Pertenezco a una generación que a principios de los años 70 fue rabiosamente abstencionista. Recuerdo las retumbantes movilizaciones que hacíamos en los barrios del Suroccidente de Barranquilla y las consignas que enarbolábamos: ‘Un pueblo con hambre no vota’, ‘abajo la farsa electoral’. Esas manifestaciones terminaban siempre en feroces pedreas con la Policía. Y esas frases, más otras que invitaban a la lucha armada, las escribíamos también en las paredes. Una noche una patrulla de la Policía nos capturó y el castigo fue barrer los pisos de la institución. Mi mamá me hacía estudiando para un examen de Química.
La virginidad abstencionista la perdí a finales de los 70. Ya no era maoísta radical sino socialista gramsciano y acompañamos la candidatura de Alfonso Jacquin al Concejo.

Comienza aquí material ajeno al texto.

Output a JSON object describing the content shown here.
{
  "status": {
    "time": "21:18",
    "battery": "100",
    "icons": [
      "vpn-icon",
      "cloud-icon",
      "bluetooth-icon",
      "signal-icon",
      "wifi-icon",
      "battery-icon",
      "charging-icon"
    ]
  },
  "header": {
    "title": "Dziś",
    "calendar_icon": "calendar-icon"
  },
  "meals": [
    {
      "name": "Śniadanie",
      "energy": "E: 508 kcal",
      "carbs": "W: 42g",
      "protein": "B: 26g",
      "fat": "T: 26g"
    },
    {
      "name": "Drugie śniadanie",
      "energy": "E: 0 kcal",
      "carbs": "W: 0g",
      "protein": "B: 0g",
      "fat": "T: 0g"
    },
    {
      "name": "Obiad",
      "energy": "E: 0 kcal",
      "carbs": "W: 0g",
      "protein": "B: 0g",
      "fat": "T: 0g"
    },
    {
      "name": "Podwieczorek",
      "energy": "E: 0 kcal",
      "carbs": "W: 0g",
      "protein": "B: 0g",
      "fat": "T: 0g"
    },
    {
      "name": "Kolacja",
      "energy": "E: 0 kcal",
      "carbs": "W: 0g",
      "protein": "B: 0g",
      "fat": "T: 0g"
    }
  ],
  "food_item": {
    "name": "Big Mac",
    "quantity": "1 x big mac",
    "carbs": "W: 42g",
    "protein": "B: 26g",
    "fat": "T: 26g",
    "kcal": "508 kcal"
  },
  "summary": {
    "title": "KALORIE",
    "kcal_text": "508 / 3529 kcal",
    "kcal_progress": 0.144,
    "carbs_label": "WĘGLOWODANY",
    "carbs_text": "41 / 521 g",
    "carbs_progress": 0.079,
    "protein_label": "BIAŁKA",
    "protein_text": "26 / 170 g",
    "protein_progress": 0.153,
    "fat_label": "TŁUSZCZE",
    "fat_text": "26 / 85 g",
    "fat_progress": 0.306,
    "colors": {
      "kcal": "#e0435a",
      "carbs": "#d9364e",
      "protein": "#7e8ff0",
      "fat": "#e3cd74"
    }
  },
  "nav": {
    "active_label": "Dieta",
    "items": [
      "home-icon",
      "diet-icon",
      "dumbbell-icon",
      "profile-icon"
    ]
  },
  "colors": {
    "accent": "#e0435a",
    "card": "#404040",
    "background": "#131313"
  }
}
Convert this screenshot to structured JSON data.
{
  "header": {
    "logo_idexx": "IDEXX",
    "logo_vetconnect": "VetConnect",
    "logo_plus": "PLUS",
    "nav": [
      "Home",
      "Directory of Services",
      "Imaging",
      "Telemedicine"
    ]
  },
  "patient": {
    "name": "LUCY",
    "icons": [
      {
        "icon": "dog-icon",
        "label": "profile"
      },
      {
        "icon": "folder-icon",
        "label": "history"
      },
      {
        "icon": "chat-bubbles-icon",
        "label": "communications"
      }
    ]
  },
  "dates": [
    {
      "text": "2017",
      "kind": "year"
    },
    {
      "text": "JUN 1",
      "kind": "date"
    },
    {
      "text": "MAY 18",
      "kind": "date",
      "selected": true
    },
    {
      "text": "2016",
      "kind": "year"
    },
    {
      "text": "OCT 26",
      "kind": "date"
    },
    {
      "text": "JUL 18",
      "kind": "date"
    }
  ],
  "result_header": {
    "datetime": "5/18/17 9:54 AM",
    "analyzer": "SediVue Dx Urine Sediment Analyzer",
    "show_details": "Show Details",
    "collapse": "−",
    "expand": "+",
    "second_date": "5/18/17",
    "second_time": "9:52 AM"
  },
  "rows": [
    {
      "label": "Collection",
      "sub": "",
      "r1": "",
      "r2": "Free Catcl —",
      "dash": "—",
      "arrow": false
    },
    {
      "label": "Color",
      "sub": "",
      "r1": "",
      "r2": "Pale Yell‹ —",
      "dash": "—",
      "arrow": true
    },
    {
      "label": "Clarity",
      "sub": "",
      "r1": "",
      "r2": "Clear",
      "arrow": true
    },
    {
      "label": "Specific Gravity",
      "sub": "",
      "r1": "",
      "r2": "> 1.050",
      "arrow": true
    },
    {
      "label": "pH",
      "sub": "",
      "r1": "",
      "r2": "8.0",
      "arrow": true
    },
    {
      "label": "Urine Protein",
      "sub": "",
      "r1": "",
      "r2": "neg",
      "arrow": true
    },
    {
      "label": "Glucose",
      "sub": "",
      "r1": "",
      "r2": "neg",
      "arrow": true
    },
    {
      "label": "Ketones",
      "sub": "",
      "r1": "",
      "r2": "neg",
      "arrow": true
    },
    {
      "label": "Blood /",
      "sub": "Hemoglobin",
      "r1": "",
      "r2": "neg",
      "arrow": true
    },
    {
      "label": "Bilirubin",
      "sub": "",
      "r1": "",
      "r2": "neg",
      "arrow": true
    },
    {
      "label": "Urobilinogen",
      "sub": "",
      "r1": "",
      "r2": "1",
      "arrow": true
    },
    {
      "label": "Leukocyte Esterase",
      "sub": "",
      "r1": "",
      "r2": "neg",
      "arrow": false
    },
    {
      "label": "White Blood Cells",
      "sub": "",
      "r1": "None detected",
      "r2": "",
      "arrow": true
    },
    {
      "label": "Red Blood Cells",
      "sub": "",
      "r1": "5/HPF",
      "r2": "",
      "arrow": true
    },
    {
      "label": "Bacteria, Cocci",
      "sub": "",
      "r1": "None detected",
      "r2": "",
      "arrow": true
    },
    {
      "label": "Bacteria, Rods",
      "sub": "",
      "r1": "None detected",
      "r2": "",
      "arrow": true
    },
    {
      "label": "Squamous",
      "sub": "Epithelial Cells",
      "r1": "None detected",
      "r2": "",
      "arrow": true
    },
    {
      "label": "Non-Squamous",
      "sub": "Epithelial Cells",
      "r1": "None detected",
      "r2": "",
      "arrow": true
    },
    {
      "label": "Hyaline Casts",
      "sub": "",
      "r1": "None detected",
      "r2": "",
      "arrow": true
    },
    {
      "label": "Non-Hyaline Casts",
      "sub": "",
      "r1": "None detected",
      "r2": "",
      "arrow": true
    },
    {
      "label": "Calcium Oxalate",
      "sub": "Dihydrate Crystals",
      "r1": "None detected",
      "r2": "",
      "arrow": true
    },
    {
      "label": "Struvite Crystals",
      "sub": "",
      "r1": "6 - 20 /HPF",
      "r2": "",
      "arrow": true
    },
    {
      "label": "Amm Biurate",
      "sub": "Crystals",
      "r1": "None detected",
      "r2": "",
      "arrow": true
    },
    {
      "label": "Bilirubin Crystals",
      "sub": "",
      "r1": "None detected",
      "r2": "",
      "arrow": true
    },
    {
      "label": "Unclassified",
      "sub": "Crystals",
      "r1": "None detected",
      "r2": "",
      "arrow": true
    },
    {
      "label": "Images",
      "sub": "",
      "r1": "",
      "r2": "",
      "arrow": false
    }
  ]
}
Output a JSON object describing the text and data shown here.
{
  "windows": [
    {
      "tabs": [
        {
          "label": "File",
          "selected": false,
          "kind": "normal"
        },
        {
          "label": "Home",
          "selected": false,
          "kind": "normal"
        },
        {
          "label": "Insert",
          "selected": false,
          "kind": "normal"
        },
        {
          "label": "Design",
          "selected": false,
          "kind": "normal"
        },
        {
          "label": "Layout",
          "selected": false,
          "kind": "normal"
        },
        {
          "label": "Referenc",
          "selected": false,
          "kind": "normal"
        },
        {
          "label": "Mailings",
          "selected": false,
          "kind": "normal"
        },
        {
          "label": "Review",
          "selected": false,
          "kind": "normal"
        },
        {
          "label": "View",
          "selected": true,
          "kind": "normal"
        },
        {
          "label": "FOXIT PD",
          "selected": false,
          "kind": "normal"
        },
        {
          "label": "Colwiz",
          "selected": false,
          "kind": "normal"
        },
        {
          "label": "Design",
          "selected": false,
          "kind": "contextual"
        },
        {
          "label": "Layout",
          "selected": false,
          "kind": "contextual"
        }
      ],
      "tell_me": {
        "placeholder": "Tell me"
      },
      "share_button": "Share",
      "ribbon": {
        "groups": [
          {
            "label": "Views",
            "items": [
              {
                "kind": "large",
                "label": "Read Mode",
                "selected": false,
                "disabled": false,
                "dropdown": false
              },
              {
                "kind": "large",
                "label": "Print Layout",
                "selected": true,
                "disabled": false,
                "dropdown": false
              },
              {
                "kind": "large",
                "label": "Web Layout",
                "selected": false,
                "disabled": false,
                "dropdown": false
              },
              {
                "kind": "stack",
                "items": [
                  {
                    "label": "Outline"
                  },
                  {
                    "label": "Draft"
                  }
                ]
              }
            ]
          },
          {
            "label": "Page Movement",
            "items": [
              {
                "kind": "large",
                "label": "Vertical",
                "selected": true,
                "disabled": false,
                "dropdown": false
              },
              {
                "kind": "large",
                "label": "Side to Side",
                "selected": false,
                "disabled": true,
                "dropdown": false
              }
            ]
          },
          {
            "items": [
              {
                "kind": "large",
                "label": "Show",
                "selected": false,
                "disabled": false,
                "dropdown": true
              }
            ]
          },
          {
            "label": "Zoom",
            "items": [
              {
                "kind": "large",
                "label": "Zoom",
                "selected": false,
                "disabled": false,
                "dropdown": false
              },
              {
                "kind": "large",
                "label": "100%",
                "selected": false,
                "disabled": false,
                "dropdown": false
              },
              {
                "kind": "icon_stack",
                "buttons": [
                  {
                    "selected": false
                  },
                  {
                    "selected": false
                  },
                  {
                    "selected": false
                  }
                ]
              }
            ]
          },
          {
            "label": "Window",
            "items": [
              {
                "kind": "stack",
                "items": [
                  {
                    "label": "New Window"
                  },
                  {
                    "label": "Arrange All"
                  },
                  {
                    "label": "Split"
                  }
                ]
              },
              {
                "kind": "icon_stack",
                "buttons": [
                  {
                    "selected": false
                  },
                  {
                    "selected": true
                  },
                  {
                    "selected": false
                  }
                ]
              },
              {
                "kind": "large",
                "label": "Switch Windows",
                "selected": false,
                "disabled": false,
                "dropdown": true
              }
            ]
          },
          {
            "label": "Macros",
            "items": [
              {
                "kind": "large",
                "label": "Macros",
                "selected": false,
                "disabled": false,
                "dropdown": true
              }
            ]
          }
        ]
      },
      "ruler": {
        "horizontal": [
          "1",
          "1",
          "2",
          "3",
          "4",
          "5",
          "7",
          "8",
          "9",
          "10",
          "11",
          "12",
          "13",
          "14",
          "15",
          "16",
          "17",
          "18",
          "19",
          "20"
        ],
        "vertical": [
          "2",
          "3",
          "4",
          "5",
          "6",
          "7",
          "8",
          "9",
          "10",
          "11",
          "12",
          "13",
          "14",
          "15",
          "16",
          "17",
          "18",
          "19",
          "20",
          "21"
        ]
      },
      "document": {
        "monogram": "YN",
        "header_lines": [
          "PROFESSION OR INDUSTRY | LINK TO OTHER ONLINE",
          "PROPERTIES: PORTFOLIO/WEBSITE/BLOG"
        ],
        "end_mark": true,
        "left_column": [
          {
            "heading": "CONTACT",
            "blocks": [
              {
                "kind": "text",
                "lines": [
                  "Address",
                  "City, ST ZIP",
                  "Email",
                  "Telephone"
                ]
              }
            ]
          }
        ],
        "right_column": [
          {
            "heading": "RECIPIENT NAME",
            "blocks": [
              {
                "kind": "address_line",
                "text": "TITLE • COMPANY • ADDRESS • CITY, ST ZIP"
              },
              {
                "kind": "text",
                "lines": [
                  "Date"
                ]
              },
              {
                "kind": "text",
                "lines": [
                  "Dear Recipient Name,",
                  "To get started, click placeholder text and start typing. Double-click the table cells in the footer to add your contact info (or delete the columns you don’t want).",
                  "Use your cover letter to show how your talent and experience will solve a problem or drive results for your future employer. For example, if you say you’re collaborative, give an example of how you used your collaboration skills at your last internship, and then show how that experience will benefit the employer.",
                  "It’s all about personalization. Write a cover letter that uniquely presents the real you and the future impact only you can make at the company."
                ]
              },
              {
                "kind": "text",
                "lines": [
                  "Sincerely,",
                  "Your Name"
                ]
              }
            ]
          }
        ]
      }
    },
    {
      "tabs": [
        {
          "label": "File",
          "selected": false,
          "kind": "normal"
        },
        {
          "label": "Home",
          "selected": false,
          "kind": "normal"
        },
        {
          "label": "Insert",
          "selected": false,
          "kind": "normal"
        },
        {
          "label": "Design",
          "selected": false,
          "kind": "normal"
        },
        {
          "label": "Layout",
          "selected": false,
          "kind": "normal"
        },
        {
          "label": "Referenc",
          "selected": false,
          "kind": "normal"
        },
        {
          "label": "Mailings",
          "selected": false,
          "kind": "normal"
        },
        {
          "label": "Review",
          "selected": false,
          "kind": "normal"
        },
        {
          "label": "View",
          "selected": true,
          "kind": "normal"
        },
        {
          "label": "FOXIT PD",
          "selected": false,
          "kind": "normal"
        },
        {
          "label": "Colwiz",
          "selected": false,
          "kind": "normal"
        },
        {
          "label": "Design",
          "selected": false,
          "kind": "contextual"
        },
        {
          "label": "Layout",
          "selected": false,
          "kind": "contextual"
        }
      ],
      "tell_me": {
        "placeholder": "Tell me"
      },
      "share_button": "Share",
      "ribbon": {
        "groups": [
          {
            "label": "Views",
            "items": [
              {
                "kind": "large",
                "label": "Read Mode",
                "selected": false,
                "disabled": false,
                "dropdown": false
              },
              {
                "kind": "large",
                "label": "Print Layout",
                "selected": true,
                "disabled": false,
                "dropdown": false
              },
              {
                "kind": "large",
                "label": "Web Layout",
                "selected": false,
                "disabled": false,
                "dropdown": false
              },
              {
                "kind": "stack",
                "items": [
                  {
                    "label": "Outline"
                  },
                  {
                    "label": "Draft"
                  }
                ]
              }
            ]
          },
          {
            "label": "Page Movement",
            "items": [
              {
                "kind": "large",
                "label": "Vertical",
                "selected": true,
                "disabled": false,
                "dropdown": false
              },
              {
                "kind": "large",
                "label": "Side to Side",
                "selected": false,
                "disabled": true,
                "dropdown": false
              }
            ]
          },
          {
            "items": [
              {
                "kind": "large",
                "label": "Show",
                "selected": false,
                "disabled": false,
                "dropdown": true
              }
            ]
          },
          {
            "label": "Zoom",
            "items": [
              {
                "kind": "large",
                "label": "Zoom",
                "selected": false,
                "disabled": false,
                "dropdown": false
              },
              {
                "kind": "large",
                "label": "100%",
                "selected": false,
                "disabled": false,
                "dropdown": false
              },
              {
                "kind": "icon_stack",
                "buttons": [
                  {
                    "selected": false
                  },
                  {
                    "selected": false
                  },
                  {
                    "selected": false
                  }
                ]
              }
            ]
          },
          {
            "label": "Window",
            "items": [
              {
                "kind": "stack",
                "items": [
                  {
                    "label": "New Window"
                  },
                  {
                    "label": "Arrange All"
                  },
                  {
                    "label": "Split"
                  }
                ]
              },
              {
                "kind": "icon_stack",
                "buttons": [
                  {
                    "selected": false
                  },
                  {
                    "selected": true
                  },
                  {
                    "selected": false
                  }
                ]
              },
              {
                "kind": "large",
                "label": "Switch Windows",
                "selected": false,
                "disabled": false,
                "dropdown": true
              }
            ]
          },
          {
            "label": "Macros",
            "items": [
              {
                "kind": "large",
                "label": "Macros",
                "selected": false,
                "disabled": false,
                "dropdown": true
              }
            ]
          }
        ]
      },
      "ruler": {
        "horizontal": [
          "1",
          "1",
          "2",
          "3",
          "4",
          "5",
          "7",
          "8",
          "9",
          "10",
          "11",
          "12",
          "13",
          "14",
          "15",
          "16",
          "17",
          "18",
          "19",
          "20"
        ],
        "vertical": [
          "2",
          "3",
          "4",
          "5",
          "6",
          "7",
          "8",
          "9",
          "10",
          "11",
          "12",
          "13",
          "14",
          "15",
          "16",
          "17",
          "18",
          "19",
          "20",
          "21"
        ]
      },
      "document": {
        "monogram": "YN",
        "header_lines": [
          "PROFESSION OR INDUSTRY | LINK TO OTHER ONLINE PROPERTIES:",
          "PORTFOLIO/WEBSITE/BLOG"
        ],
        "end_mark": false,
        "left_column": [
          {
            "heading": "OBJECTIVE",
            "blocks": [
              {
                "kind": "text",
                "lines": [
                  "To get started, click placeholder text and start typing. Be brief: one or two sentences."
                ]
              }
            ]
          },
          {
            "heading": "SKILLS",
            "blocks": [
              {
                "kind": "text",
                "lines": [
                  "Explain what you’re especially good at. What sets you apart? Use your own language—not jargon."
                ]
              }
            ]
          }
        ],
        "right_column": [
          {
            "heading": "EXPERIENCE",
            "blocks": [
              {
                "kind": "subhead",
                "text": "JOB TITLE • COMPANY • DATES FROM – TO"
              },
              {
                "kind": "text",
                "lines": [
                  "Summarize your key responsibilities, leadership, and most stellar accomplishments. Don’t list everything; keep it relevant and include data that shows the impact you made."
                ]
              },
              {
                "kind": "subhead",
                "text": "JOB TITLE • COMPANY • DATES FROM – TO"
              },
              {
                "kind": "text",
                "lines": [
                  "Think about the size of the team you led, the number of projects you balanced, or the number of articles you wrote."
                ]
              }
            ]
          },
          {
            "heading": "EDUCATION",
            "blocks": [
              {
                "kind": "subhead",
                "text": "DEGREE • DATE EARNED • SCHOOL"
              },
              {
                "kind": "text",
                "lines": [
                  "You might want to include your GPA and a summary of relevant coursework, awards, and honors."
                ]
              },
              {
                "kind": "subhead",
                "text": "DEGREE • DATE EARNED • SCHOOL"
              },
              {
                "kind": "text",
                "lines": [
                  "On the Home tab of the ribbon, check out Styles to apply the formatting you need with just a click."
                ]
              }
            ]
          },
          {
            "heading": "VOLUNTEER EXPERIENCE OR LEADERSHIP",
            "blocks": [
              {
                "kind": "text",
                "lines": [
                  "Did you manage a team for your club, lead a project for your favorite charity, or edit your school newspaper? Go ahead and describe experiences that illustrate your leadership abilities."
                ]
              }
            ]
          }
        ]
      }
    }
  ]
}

Por supuesto, se ahogó, pero sacamos una votación digna. Regresé al abstencionismo a mediados de los años 80, con el M-19, hasta que el movimiento entregó las armas principiando 1990. Desde entonces, mi generación ha estado participando en procesos electorales con triunfos y derrotas.
La razón por la que yo me inicié como abstencionista y por la que he esquivado ser un asiduo candidato –aunque desde los 90 siempre he votado– es porque las elecciones me siguen pareciendo una farsa. Como no soy capaz de comprar un voto o de hacer clientelismo, he preferido hacer la política (entendiendo que todos somos políticos en una democracia, como dice el filósofo español Fernando Savater) desde las trincheras del periodismo de opinión.
Los que hacen la política como Aida Merlano pertenecen a un universo que no es el mío. Los que se ganan las credenciales acudiendo a toda suerte de trapisondas nunca tendrán mi apoyo. Mucho menos mi respeto. Anhelo una democracia transparente y por esta seguiré luchando hasta el último de mis días, así suene quijotesco e iluso. Y admiro a quienes en el ejercicio electoral apelan al voto de opinión, y hay ejemplos exitosos en este país.
Un reto primordial de Colombia es derrotar la corrupción electoral. Y no la derrotará solo el Estado. También tiene que hacerlo la ciudadanía negándose a vender el voto y votando de manera libre y masiva. En esa dirección, ayudarían el voto electrónico y el obligatorio, las listas cerradas, la institucionalización de los partidos y la financiación total de las campañas por el Estado.
Cortarle las alas a Aida Merlano no es suficiente. ¿Qué va a pasar también con todos los políticos que compran votos? En La Letra Escarlata, la novela cumbre de Nathaniel Hawthorne, castigan a una mujer por adúltera obligándola a llevar en el pecho la letra ‘A’. Aunque adulterio y compra de votos no son lo mismo, preguntaría si solo a Merlano vamos a lapidarla por pecadora electoral. La hipocresía era lo que distinguía a la Nueva Inglaterra puritana de comienzos del siglo XVII. Nosotros andamos igual.